Write a program to find the node at which the intersection of two singly linked lists begins.
For example, the following two linked lists:
A: a1 → a2
↘
c1 → c2 → c3
↗
B: b1 → b2 → b3
begin to intersect at node c1/**
* Definition for singly-linked list.
* public class ListNode {
* int val;
* ListNode next;
* ListNode(int x) {
* val = x;
* next = null;
* }
* }
*/
public class Solution {
public ListNode getIntersectionNode(ListNode headA, ListNode headB) {
if(headA==null || headB==null) return null; //我用的是判断环的方法,碰撞点开始到连接点的长度=head到连接点的长度。

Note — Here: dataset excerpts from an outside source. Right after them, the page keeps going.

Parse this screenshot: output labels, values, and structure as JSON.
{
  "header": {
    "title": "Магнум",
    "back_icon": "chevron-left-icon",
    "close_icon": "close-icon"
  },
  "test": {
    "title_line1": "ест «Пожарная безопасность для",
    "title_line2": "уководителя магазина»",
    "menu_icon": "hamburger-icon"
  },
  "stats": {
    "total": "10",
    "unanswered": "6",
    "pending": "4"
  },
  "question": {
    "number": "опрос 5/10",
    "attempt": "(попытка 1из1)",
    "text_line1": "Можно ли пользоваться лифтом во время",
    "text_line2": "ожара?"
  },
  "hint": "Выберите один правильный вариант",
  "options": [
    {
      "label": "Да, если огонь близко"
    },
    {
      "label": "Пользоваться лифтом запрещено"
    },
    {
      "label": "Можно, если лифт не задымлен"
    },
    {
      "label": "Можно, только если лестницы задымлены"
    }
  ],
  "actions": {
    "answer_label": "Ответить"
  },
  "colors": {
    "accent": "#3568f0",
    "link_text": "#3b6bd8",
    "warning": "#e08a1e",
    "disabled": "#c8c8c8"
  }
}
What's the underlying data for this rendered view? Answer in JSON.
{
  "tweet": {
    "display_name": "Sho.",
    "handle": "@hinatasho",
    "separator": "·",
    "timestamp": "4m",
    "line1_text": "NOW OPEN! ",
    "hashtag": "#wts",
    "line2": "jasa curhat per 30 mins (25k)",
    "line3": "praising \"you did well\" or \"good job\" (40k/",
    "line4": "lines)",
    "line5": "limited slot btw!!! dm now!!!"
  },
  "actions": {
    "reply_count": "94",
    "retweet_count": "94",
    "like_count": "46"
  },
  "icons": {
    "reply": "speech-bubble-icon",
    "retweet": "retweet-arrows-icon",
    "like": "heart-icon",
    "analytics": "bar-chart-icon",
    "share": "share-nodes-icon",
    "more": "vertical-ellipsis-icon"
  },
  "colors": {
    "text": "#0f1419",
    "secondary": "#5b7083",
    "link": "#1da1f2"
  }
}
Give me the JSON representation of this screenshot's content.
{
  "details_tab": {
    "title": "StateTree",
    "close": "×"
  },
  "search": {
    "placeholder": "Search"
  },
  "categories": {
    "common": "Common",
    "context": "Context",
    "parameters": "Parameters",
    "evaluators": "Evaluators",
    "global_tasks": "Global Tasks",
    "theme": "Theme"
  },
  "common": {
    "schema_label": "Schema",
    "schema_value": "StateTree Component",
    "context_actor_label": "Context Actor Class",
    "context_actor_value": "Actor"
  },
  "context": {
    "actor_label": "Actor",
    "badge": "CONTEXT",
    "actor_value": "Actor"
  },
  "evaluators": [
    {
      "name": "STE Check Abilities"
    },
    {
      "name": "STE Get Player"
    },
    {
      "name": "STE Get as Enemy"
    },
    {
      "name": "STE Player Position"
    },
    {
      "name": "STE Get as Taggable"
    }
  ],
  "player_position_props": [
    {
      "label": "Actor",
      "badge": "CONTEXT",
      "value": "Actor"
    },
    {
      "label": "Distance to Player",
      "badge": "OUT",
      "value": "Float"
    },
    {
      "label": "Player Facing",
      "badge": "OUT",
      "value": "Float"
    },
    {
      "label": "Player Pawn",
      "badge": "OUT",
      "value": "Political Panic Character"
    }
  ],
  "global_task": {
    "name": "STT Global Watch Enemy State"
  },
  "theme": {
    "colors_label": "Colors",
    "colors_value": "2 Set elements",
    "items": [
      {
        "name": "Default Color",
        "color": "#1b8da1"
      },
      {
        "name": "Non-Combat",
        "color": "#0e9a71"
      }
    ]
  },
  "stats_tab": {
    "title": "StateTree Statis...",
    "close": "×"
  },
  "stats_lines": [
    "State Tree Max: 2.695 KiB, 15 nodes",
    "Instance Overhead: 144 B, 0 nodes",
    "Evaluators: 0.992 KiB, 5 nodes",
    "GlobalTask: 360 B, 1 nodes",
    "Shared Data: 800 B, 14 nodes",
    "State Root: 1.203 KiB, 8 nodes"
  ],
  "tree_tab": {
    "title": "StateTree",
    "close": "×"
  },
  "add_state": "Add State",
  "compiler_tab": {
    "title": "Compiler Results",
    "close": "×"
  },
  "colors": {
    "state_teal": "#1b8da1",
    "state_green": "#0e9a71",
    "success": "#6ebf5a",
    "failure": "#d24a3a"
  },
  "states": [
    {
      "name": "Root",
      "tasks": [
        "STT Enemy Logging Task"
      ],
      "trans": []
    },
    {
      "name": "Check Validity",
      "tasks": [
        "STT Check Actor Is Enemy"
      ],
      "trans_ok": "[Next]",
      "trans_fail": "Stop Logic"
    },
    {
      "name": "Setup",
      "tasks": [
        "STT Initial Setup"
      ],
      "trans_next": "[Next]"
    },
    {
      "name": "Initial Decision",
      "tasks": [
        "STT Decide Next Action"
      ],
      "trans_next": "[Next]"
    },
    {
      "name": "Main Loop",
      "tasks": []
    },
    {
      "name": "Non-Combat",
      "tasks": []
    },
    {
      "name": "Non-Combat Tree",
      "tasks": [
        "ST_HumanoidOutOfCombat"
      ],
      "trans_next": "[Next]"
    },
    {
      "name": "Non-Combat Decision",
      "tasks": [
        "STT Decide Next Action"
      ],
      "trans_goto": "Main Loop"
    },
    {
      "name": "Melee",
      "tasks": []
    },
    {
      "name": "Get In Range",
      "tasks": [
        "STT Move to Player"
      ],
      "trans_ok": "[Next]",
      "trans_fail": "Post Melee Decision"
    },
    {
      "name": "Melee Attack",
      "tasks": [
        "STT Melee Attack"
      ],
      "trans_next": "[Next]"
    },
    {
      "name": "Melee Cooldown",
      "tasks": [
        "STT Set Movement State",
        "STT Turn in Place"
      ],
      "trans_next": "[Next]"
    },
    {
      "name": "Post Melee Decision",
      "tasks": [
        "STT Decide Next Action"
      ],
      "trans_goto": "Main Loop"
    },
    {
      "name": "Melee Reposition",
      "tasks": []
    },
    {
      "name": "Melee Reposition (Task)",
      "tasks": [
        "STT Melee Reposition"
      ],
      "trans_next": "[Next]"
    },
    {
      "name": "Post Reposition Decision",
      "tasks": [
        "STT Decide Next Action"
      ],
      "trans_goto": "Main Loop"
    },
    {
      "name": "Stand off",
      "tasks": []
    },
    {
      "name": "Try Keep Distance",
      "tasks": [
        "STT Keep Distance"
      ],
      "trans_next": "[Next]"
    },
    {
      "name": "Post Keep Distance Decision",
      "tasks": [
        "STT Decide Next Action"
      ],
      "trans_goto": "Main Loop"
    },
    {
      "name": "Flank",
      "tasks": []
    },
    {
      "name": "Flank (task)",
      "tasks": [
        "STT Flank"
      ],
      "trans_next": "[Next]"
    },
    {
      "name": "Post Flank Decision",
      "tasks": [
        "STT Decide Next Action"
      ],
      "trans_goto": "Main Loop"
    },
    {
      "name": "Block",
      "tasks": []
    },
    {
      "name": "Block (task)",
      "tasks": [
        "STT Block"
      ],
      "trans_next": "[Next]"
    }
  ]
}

//一种更好的方法是线计算出2个链表的长度再移动节点。
ListNode moveA=headA;
ListNode moveB=headB;
ListNode lastA=null;
while(moveA!=null && moveA.next!=null) moveA=moveA.next;
while(moveB!=null && moveB.next!=null) moveB=moveB.next;
if(moveA!=moveB) return null;
else
{
lastA=moveA;
moveA.next=headB;
}
ListNode slow=headA.next;
ListNode fast=headA.next.next;
while(slow!=fast){
slow=slow.next;
fast=fast.next.next;
}
moveB=slow;
moveA=headA;
while(moveA!=moveB){
moveA=moveA.next;
moveB=moveB.next;
}
lastA.next=null;
return moveB;
}
}
Notes:
- If the two linked lists have no intersection at all, return
null. - The linked lists must retain their original structure after the function returns.
- You may assume there are no cycles anywhere in the entire linked structure.
- Your code should preferably run in O(n) time and use only O(1) memory.